HEC-ResSim and the HEC-WQ Engine have the ability to perform calculations with either English or SI unit system inputs for many of the hydrological and water quality input variables. However, the equations detailed in this document will only use the SI system, for consistency. The main reason for this is the widespread usage of SI units for the concentration of material in water (mg/L). The ERDC-EL libraries for calculating heat fluxes and nutrient transformations also accept only SI unit inputs and do all calculations natively in SI.

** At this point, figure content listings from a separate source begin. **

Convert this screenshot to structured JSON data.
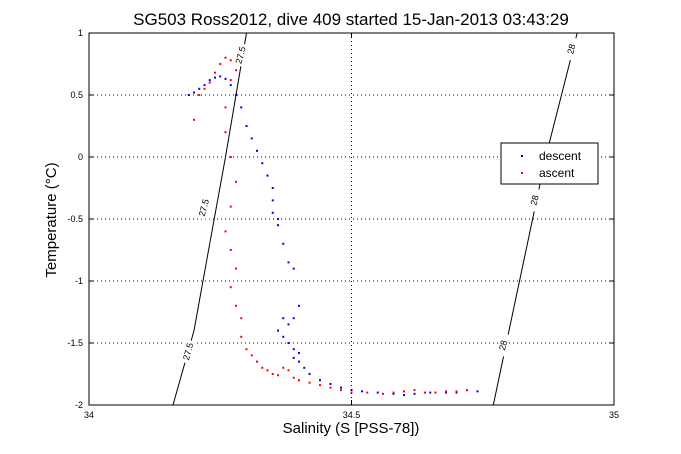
{
  "chart_data": {
    "type": "scatter",
    "title": "SG503 Ross2012, dive 409 started 15-Jan-2013 03:43:29",
    "xlabel": "Salinity (S [PSS-78])",
    "ylabel": "Temperature (°C)",
    "xlim": [
      34,
      35
    ],
    "ylim": [
      -2,
      1
    ],
    "xticks": [
      34,
      34.5,
      35
    ],
    "yticks": [
      -2,
      -1.5,
      -1,
      -0.5,
      0,
      0.5,
      1
    ],
    "xtick_labels": [
      "34",
      "34.5",
      "35"
    ],
    "ytick_labels": [
      "-2",
      "-1.5",
      "-1",
      "-0.5",
      "0",
      "0.5",
      "1"
    ],
    "grid": true,
    "legend_position": "right",
    "legend": [
      "descent",
      "ascent"
    ],
    "series": [
      {
        "name": "descent",
        "color": "#0000ff",
        "marker": "dot",
        "points": [
          [
            34.19,
            0.5
          ],
          [
            34.2,
            0.52
          ],
          [
            34.21,
            0.55
          ],
          [
            34.22,
            0.58
          ],
          [
            34.23,
            0.62
          ],
          [
            34.24,
            0.64
          ],
          [
            34.25,
            0.65
          ],
          [
            34.26,
            0.63
          ],
          [
            34.27,
            0.58
          ],
          [
            34.28,
            0.5
          ],
          [
            34.29,
            0.4
          ],
          [
            34.3,
            0.25
          ],
          [
            34.31,
            0.15
          ],
          [
            34.32,
            0.05
          ],
          [
            34.33,
            -0.05
          ],
          [
            34.34,
            -0.15
          ],
          [
            34.35,
            -0.25
          ],
          [
            34.35,
            -0.35
          ],
          [
            34.35,
            -0.45
          ],
          [
            34.36,
            -0.5
          ],
          [
            34.36,
            -0.55
          ],
          [
            34.37,
            -0.7
          ],
          [
            34.38,
            -0.85
          ],
          [
            34.39,
            -0.9
          ],
          [
            34.4,
            -1.2
          ],
          [
            34.39,
            -1.3
          ],
          [
            34.38,
            -1.35
          ],
          [
            34.37,
            -1.3
          ],
          [
            34.36,
            -1.4
          ],
          [
            34.37,
            -1.45
          ],
          [
            34.38,
            -1.5
          ],
          [
            34.39,
            -1.55
          ],
          [
            34.4,
            -1.58
          ],
          [
            34.39,
            -1.62
          ],
          [
            34.4,
            -1.65
          ],
          [
            34.41,
            -1.7
          ],
          [
            34.42,
            -1.75
          ],
          [
            34.44,
            -1.8
          ],
          [
            34.46,
            -1.83
          ],
          [
            34.48,
            -1.86
          ],
          [
            34.5,
            -1.88
          ],
          [
            34.52,
            -1.89
          ],
          [
            34.55,
            -1.9
          ],
          [
            34.58,
            -1.91
          ],
          [
            34.6,
            -1.92
          ],
          [
            34.62,
            -1.91
          ],
          [
            34.65,
            -1.9
          ],
          [
            34.68,
            -1.9
          ],
          [
            34.7,
            -1.9
          ],
          [
            34.74,
            -1.89
          ]
        ]
      },
      {
        "name": "ascent",
        "color": "#ff0000",
        "marker": "dot",
        "points": [
          [
            34.2,
            0.3
          ],
          [
            34.21,
            0.5
          ],
          [
            34.22,
            0.55
          ],
          [
            34.23,
            0.6
          ],
          [
            34.24,
            0.68
          ],
          [
            34.25,
            0.75
          ],
          [
            34.26,
            0.8
          ],
          [
            34.27,
            0.78
          ],
          [
            34.28,
            0.7
          ],
          [
            34.27,
            0.62
          ],
          [
            34.26,
            0.4
          ],
          [
            34.26,
            0.2
          ],
          [
            34.27,
            0.0
          ],
          [
            34.28,
            -0.2
          ],
          [
            34.27,
            -0.4
          ],
          [
            34.26,
            -0.6
          ],
          [
            34.27,
            -0.75
          ],
          [
            34.28,
            -0.9
          ],
          [
            34.27,
            -1.05
          ],
          [
            34.28,
            -1.2
          ],
          [
            34.29,
            -1.3
          ],
          [
            34.29,
            -1.45
          ],
          [
            34.3,
            -1.55
          ],
          [
            34.31,
            -1.6
          ],
          [
            34.32,
            -1.65
          ],
          [
            34.33,
            -1.7
          ],
          [
            34.34,
            -1.72
          ],
          [
            34.35,
            -1.75
          ],
          [
            34.36,
            -1.76
          ],
          [
            34.37,
            -1.7
          ],
          [
            34.38,
            -1.72
          ],
          [
            34.39,
            -1.78
          ],
          [
            34.4,
            -1.8
          ],
          [
            34.42,
            -1.82
          ],
          [
            34.44,
            -1.84
          ],
          [
            34.46,
            -1.86
          ],
          [
            34.48,
            -1.88
          ],
          [
            34.5,
            -1.9
          ],
          [
            34.53,
            -1.9
          ],
          [
            34.56,
            -1.91
          ],
          [
            34.58,
            -1.9
          ],
          [
            34.6,
            -1.89
          ],
          [
            34.62,
            -1.88
          ],
          [
            34.64,
            -1.9
          ],
          [
            34.66,
            -1.9
          ],
          [
            34.68,
            -1.89
          ],
          [
            34.7,
            -1.89
          ],
          [
            34.72,
            -1.88
          ]
        ]
      }
    ],
    "contours": [
      {
        "label": "27.5",
        "points": [
          [
            34.16,
            -2
          ],
          [
            34.2,
            -1.4
          ],
          [
            34.23,
            -0.7
          ],
          [
            34.26,
            0.0
          ],
          [
            34.28,
            0.5
          ],
          [
            34.3,
            1.0
          ]
        ],
        "labels_at": [
          [
            34.19,
            -1.57
          ],
          [
            34.22,
            -0.41
          ],
          [
            34.29,
            0.82
          ]
        ]
      },
      {
        "label": "28",
        "points": [
          [
            34.77,
            -2
          ],
          [
            34.8,
            -1.4
          ],
          [
            34.84,
            -0.6
          ],
          [
            34.87,
            0.0
          ],
          [
            34.9,
            0.5
          ],
          [
            34.93,
            1.0
          ]
        ],
        "labels_at": [
          [
            34.79,
            -1.52
          ],
          [
            34.85,
            -0.35
          ],
          [
            34.92,
            0.87
          ]
        ]
      }
    ]
  }
}
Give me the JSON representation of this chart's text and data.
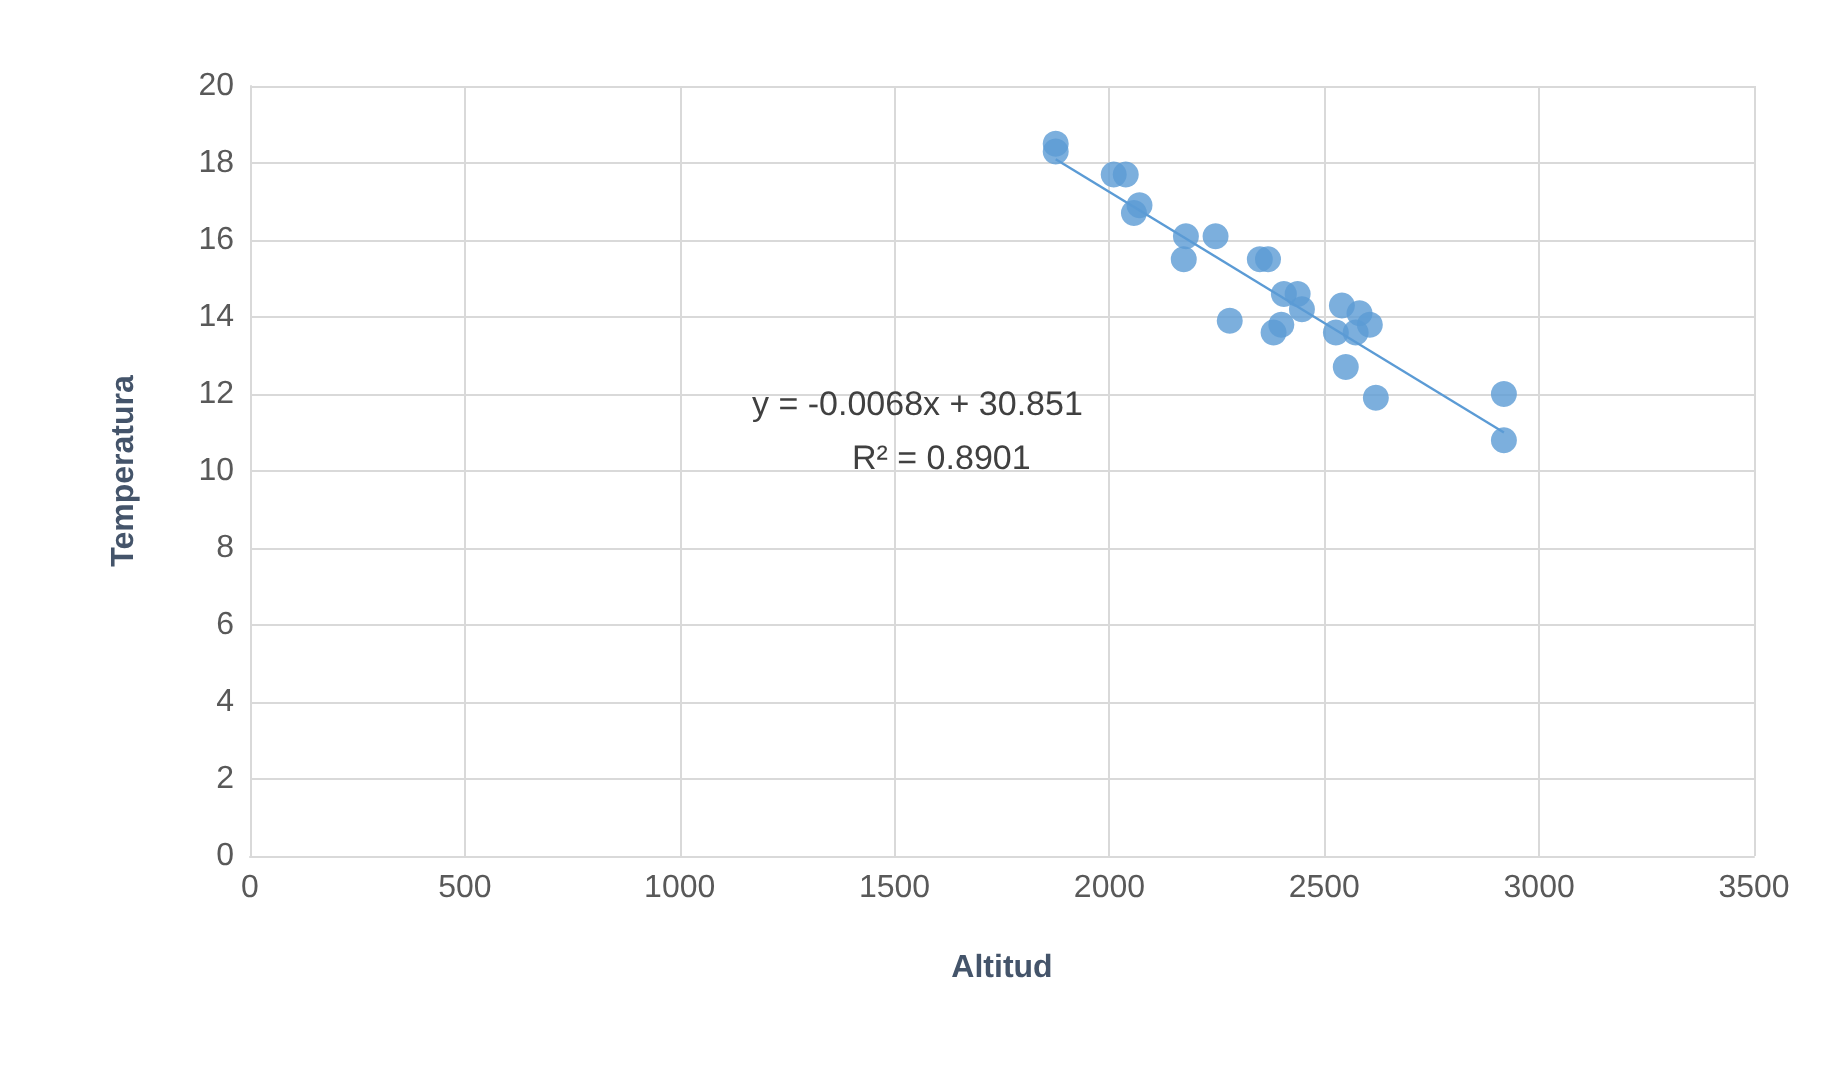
{
  "chart_data": {
    "type": "scatter",
    "xlabel": "Altitud",
    "ylabel": "Temperatura",
    "xlim": [
      0,
      3500
    ],
    "xticks": [
      0,
      500,
      1000,
      1500,
      2000,
      2500,
      3000,
      3500
    ],
    "ylim": [
      0,
      20
    ],
    "yticks": [
      0,
      2,
      4,
      6,
      8,
      10,
      12,
      14,
      16,
      18,
      20
    ],
    "grid": true,
    "annotations": [
      "y = -0.0068x + 30.851",
      "R² = 0.8901"
    ],
    "series": [
      {
        "marker": "circle",
        "color": "#5b9bd5",
        "x": [
          1875,
          1875,
          2010,
          2038,
          2057,
          2070,
          2178,
          2173,
          2247,
          2350,
          2369,
          2406,
          2438,
          2448,
          2280,
          2382,
          2400,
          2541,
          2582,
          2606,
          2527,
          2573,
          2550,
          2620,
          2918,
          2918
        ],
        "values": [
          18.5,
          18.3,
          17.7,
          17.7,
          16.7,
          16.9,
          16.1,
          15.5,
          16.1,
          15.5,
          15.5,
          14.6,
          14.6,
          14.2,
          13.9,
          13.6,
          13.8,
          14.3,
          14.1,
          13.8,
          13.6,
          13.6,
          12.7,
          11.9,
          12.0,
          10.8
        ]
      },
      {
        "type": "line",
        "marker": "none",
        "color": "#5b9bd5",
        "x": [
          1875,
          2918
        ],
        "values": [
          18.1,
          11.0
        ]
      }
    ]
  }
}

Water Quality Nomenclature

Many of the terms denoting components of water quality modeling in HEC-ResSim and the WQ Engine will be familiar to water quality modelers (e.g., initial conditions, boundary conditions). However, some of the terms used in this manual (and in HEC-ResSim) are less commonly used, and have been chosen to provide clarity and eliminate overlap with pre-existing ResSim computational components. Specifically, what are commonly referred to as water quality state variables (e.g., water temperature, dissolved oxygen, nutrient concentrations) are referred to here as water quality constituents. The name given to a calibration coefficient that can be varied within certain bounds to calibrate the model (e.g., a rate coefficient for nutrient transformation) is a water quality parameter. The definitions of these less commonly used terms are emphasized when first mentioned in the text, and the appendix Glossary of Water Quality Terms provides definitions for quick reference.

Technical Manual Setup

The remainder of the Introduction provides information about the general capabilities and limitations of the model. The second section provides information about the required input datasets. The third section describes the equations and algorithms used for transport of water quality within reservoirs, and the fourth section describes transport within stream reaches. These are followed by a description of methods used in reservoir operations for water quality. The final sections document the heat budget and nutrient transformation equations used in the ERDC-EL libraries, and the results of some verification and validation simulations.